First person – Jun-yi Zhu

Jun-yi Zhu

How would you explain the main findings of your paper to non-scientific family and friends?

African Americans have a higher risk of developing kidney diseases because most of them carry the APOL1 risk alleles G1 or G2. However, the molecular mechanisms of how these two risk alleles G1 and G2 cause kidney diseases are still unknown. We have generated a fly kidney disease model that is induced by expressing APOL1 risk alleles G1 or G2. We found that in fly kidney cells/nephrocytes, expression of APOL1 risk alleles G1 or G2 affects cell function and causes cell death. We further identified that these phenotypes are due to the defects of cell autophagy. Our findings suggest new therapeutic targets to treat APOL1-induced kidney diseases.

What are the potential implications of these results for your field of research?

Currently, more and more attention has been paid to the field of APOL1-induced kidney diseases. However, there is no treatment for it. Understanding the molecular mechanisms and providing drug treatment targets is fundamentally important to many future APOL1-induced kidney disease studies. Our study provides the possible molecular mechanisms of how the APOL1 risk alleles G1 and G2 cause kidney diseases, and a potential new therapeutic target is suggested in our study. Therefore, we hope that this research is followed by other scientists interested in APOL1-induced kidney diseases.

What has surprised you the most while conducting your research?

There is no clear mechanism and therapeutic targets to treat APOL1-induced kidney diseases have been identified previously.

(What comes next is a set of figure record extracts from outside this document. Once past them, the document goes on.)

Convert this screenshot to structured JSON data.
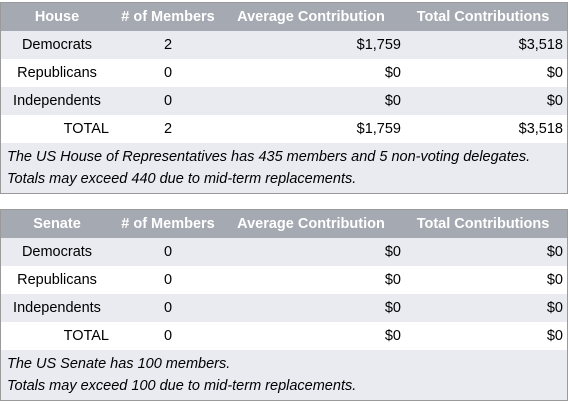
{
  "house": {
    "headers": [
      "House",
      "# of Members",
      "Average Contribution",
      "Total Contributions"
    ],
    "rows": [
      {
        "label": "Democrats",
        "members": "2",
        "average": "$1,759",
        "total": "$3,518"
      },
      {
        "label": "Republicans",
        "members": "0",
        "average": "$0",
        "total": "$0"
      },
      {
        "label": "Independents",
        "members": "0",
        "average": "$0",
        "total": "$0"
      },
      {
        "label": "TOTAL",
        "members": "2",
        "average": "$1,759",
        "total": "$3,518"
      }
    ],
    "notes": [
      "The US House of Representatives has 435 members and 5 non-voting delegates.",
      "Totals may exceed 440 due to mid-term replacements."
    ]
  },
  "senate": {
    "headers": [
      "Senate",
      "# of Members",
      "Average Contribution",
      "Total Contributions"
    ],
    "rows": [
      {
        "label": "Democrats",
        "members": "0",
        "average": "$0",
        "total": "$0"
      },
      {
        "label": "Republicans",
        "members": "0",
        "average": "$0",
        "total": "$0"
      },
      {
        "label": "Independents",
        "members": "0",
        "average": "$0",
        "total": "$0"
      },
      {
        "label": "TOTAL",
        "members": "0",
        "average": "$0",
        "total": "$0"
      }
    ],
    "notes": [
      "The US Senate has 100 members.",
      "Totals may exceed 100 due to mid-term replacements."
    ]
  }
}
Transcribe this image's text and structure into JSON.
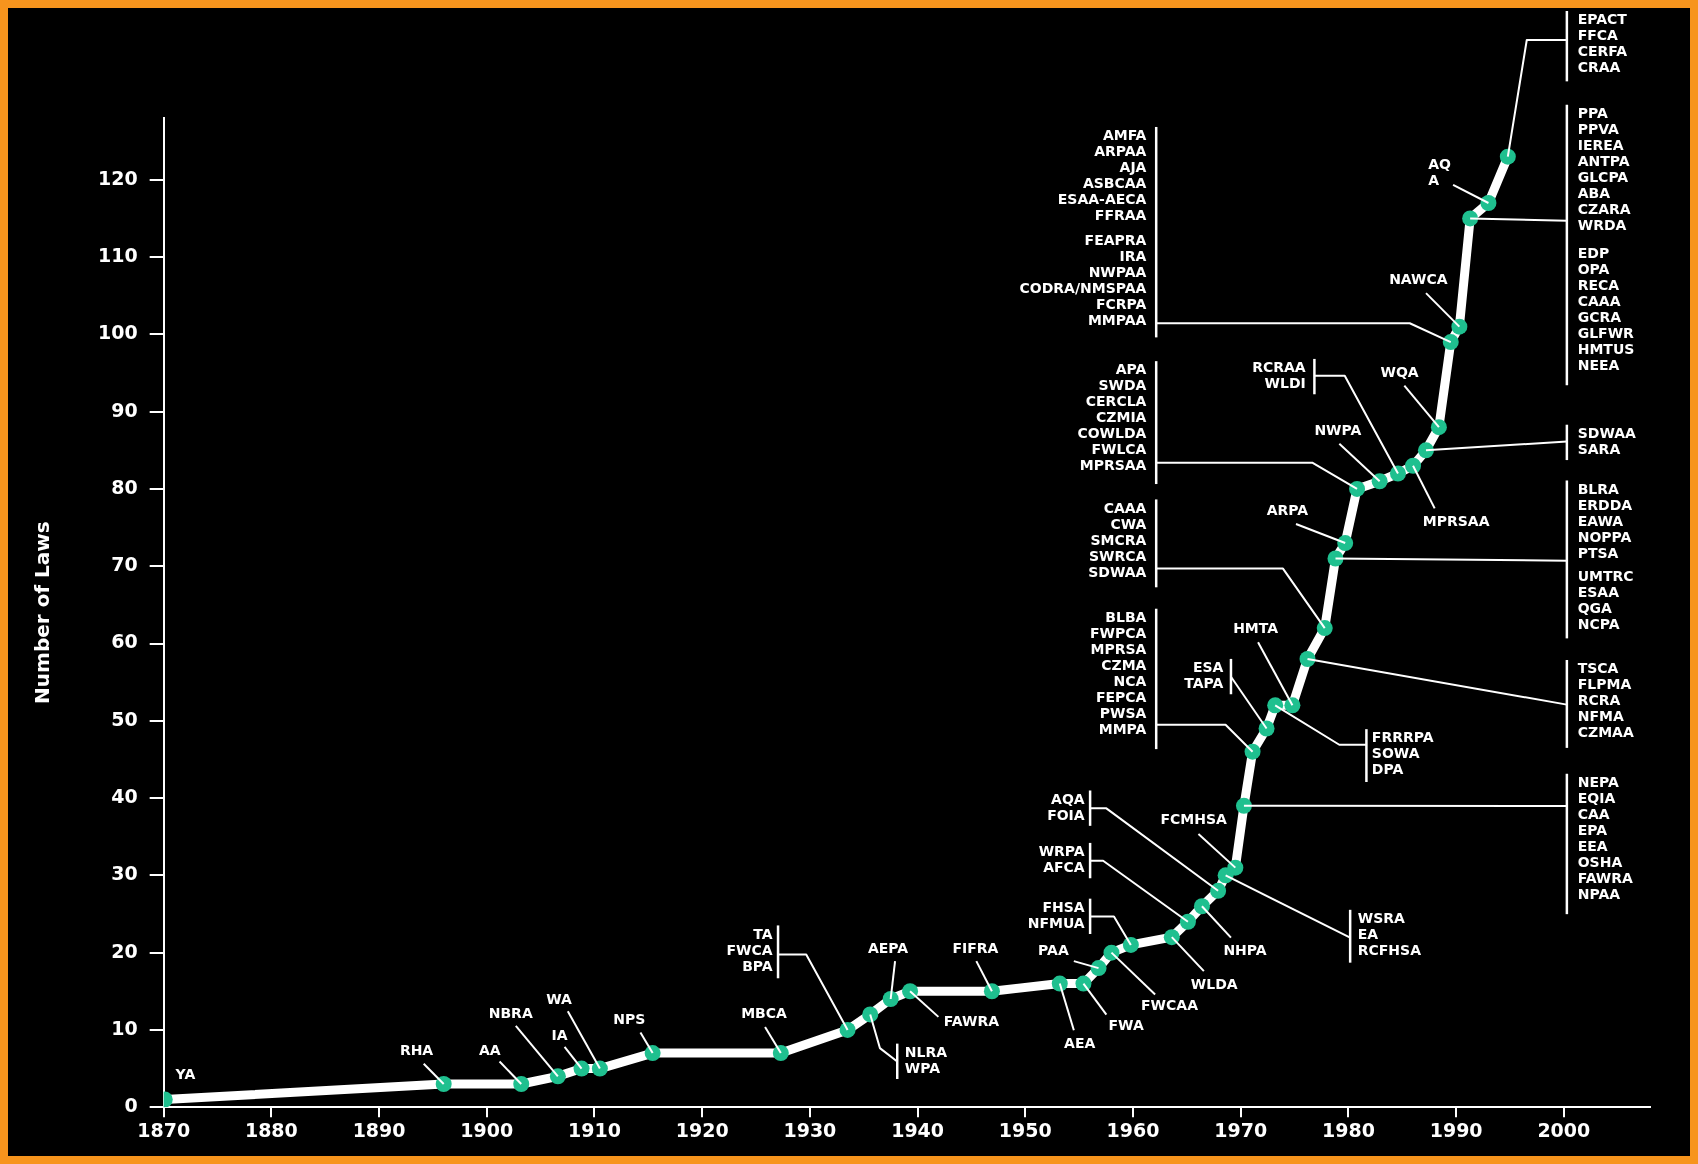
{
  "chart_data": {
    "type": "line",
    "ylabel": "Number of Laws",
    "xlim": [
      1870,
      2008
    ],
    "xticks": [
      1870,
      1880,
      1890,
      1900,
      1910,
      1920,
      1930,
      1940,
      1950,
      1960,
      1970,
      1980,
      1990,
      2000
    ],
    "ylim": [
      0,
      128
    ],
    "yticks": [
      0,
      10,
      20,
      30,
      40,
      50,
      60,
      70,
      80,
      90,
      100,
      110,
      120
    ],
    "grid": false,
    "legend": false,
    "marker": "circle",
    "line_style": "solid",
    "series": [
      {
        "color": "#ffffff",
        "colors": [
          "#1fc08f",
          "#1fc08f",
          "#1fc08f",
          "#1fc08f",
          "#1fc08f",
          "#1fc08f",
          "#1fc08f",
          "#1fc08f",
          "#1fc08f",
          "#1fc08f",
          "#1fc08f",
          "#1fc08f",
          "#1fc08f",
          "#1fc08f",
          "#1fc08f",
          "#1fc08f",
          "#1fc08f",
          "#1fc08f",
          "#1fc08f",
          "#1fc08f",
          "#1fc08f",
          "#1fc08f",
          "#1fc08f",
          "#1fc08f",
          "#1fc08f",
          "#1fc08f",
          "#1fc08f",
          "#1fc08f",
          "#1fc08f",
          "#1fc08f",
          "#1fc08f",
          "#1fc08f",
          "#1fc08f",
          "#1fc08f",
          "#1fc08f",
          "#1fc08f",
          "#1fc08f",
          "#1fc08f",
          "#1fc08f",
          "#1fc08f",
          "#1fc08f",
          "#1fc08f",
          "#1fc08f",
          "#1fc08f"
        ],
        "x": [
          1870.1,
          1896,
          1903.2,
          1906.6,
          1908.8,
          1910.5,
          1915.4,
          1927.3,
          1933.5,
          1935.6,
          1937.5,
          1939.3,
          1946.9,
          1953.2,
          1955.4,
          1956.8,
          1958,
          1959.8,
          1963.6,
          1965.1,
          1966.4,
          1967.9,
          1968.6,
          1969.5,
          1970.3,
          1971.1,
          1972.4,
          1973.2,
          1974.8,
          1976.2,
          1977.8,
          1978.8,
          1979.7,
          1980.8,
          1982.9,
          1984.6,
          1986,
          1987.2,
          1988.4,
          1989.5,
          1990.3,
          1991.3,
          1993,
          1994.8
        ],
        "values": [
          1,
          3,
          3,
          4,
          5,
          5,
          7,
          7,
          10,
          12,
          14,
          15,
          15,
          16,
          16,
          18,
          20,
          21,
          22,
          24,
          26,
          28,
          30,
          31,
          39,
          46,
          49,
          52,
          52,
          58,
          62,
          71,
          73,
          80,
          81,
          82,
          83,
          85,
          88,
          99,
          101,
          115,
          117,
          123
        ]
      }
    ],
    "annotations": [
      {
        "text": "YA",
        "x": 1870.1,
        "y": 1
      },
      {
        "text": "RHA",
        "x": 1896,
        "y": 3
      },
      {
        "text": "AA",
        "x": 1903.2,
        "y": 3
      },
      {
        "text": "NBRA",
        "x": 1906.6,
        "y": 4
      },
      {
        "text": "IA",
        "x": 1908.8,
        "y": 5
      },
      {
        "text": "WA",
        "x": 1910.5,
        "y": 5
      },
      {
        "text": "NPS",
        "x": 1915.4,
        "y": 7
      },
      {
        "text": "MBCA",
        "x": 1927.3,
        "y": 7
      },
      {
        "text": "TA\nFWCA\nBPA",
        "x": 1933.5,
        "y": 10
      },
      {
        "text": "NLRA\nWPA",
        "x": 1935.6,
        "y": 12
      },
      {
        "text": "AEPA",
        "x": 1937.5,
        "y": 14
      },
      {
        "text": "FAWRA",
        "x": 1939.3,
        "y": 15
      },
      {
        "text": "FIFRA",
        "x": 1946.9,
        "y": 15
      },
      {
        "text": "AEA",
        "x": 1953.2,
        "y": 16
      },
      {
        "text": "FWA",
        "x": 1955.4,
        "y": 16
      },
      {
        "text": "PAA",
        "x": 1956.8,
        "y": 18
      },
      {
        "text": "FWCAA",
        "x": 1958,
        "y": 20
      },
      {
        "text": "FHSA\nNFMUA",
        "x": 1959.8,
        "y": 21
      },
      {
        "text": "WLDA",
        "x": 1963.6,
        "y": 22
      },
      {
        "text": "WRPA\nAFCA",
        "x": 1965.1,
        "y": 24
      },
      {
        "text": "NHPA",
        "x": 1966.4,
        "y": 26
      },
      {
        "text": "AQA\nFOIA",
        "x": 1967.9,
        "y": 28
      },
      {
        "text": "WSRA\nEA\nRCFHSA",
        "x": 1968.6,
        "y": 30
      },
      {
        "text": "FCMHSA",
        "x": 1969.5,
        "y": 31
      },
      {
        "text": "NEPA\nEQIA\nCAA\nEPA\nEEA\nOSHA\nFAWRA\nNPAA",
        "x": 1970.3,
        "y": 39
      },
      {
        "text": "BLBA\nFWPCA\nMPRSA\nCZMA\nNCA\nFEPCA\nPWSA\nMMPA",
        "x": 1971.1,
        "y": 46
      },
      {
        "text": "ESA\nTAPA",
        "x": 1972.4,
        "y": 49
      },
      {
        "text": "HMTA",
        "x": 1974.8,
        "y": 52
      },
      {
        "text": "FRRRPA\nSOWA\nDPA",
        "x": 1973.2,
        "y": 52
      },
      {
        "text": "TSCA\nFLPMA\nRCRA\nNFMA\nCZMAA",
        "x": 1976.2,
        "y": 58
      },
      {
        "text": "CAAA\nCWA\nSMCRA\nSWRCA\nSDWAA",
        "x": 1977.8,
        "y": 62
      },
      {
        "text": "BLRA\nERDDA\nEAWA\nNOPPA\nPTSA",
        "x": 1978.8,
        "y": 71
      },
      {
        "text": "UMTRC\nESAA\nQGA\nNCPA",
        "x": 1978.8,
        "y": 71
      },
      {
        "text": "ARPA",
        "x": 1979.7,
        "y": 73
      },
      {
        "text": "APA\nSWDA\nCERCLA\nCZMIA\nCOWLDA\nFWLCA\nMPRSAA",
        "x": 1980.8,
        "y": 80
      },
      {
        "text": "NWPA",
        "x": 1982.9,
        "y": 81
      },
      {
        "text": "RCRAA\nWLDI",
        "x": 1984.6,
        "y": 82
      },
      {
        "text": "MPRSAA",
        "x": 1986,
        "y": 83
      },
      {
        "text": "SDWAA\nSARA",
        "x": 1987.2,
        "y": 85
      },
      {
        "text": "WQA",
        "x": 1988.4,
        "y": 88
      },
      "AMFA\nARPAA\nAJA\nASBCAA\nESAA-AECA\nFFRAA",
      {
        "text": "FEAPRA\nIRA\nNWPAA\nCODRA/NMSPAA\nFCRPA\nMMPAA",
        "x": 1989.5,
        "y": 99
      },
      {
        "text": "NAWCA",
        "x": 1990.3,
        "y": 101
      },
      {
        "text": "PPA\nPPVA\nIEREA\nANTPA\nGLCPA\nABA\nCZARA\nWRDA",
        "x": 1991.3,
        "y": 115
      },
      "EDP\nOPA\nRECA\nCAAA\nGCRA\nGLFWR\nHMTUS\nNEEA",
      {
        "text": "AQ\nA",
        "x": 1993,
        "y": 117
      },
      {
        "text": "EPACT\nFFCA\nCERFA\nCRAA",
        "x": 1994.8,
        "y": 123
      }
    ]
  }
}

The fly is an important model for studying organ development and disease due to the remarkable conservation in gene function across species and, although fly kidney cell bears striking structural and functional similarities to the mammalian kidney cell podocyte, we were slightly worried that we could not identify the molecular mechanisms on how APOL1 risk alleles affect cell function and cause cell death. It is especially exciting to find that autophagy pathways are severely affected by the expressed APOL1 risk alleles. Through additional assays to support these findings, we identified the potential molecular mechanisms of APOL1 risk alleles causing cell death and inducing kidney diseases.

Describe what you think is the most significant challenge impacting your research at this time and how will this be addressed over the next 10 years?

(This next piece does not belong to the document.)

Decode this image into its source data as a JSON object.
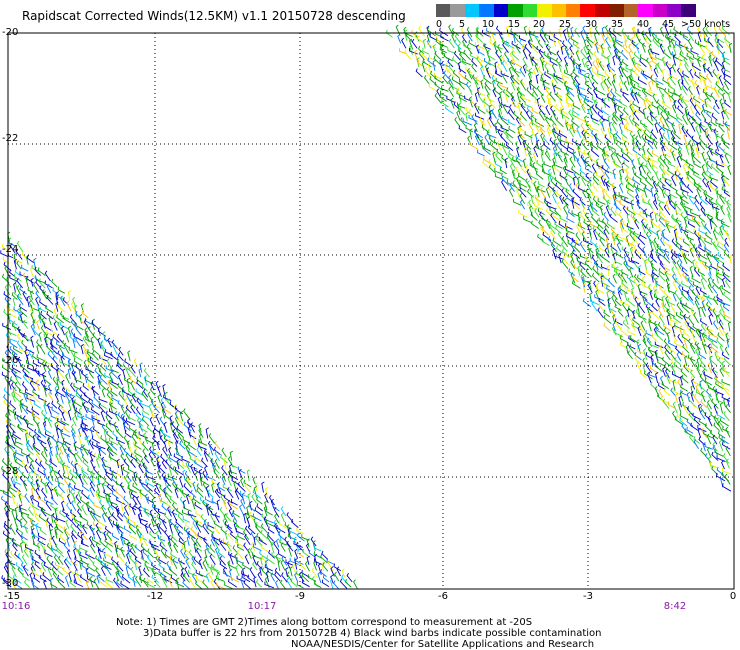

For most human diseases, we still have less knowledge about the disease's cause. We do not have clear clues regarding the function of the disease-causing genes and why the mutation of a gene will cause human diseases. It will be critical to understand the functions of genes in both normal and diseased conditions. The fly model can provide a cost-effective and fast platform for these purposes.

What's next for you?

In the current study, we identified the molecular mechanisms of APOL1 risk alleles causing kidney disease and provide potential therapeutic targets to treat APOL1-induced kidney diseases. However, there is still no effective treatment for this APOL1-induced kidney disease. Next, I would like to test different drugs targeting autophagy pathways, which we identified in this study to treat flies expressing APOL1 risk alleles G1 and G2. A fly can be a great model to test different drugs easily and quickly. Once the drugs have been identified in flies that can rescue APOL1-induced kidney diseases, we will validate them again in cultured human cells. This will provide preclinical evidence of the potential drugs targeting autophagy to treat APOL1-induced kidney diseases.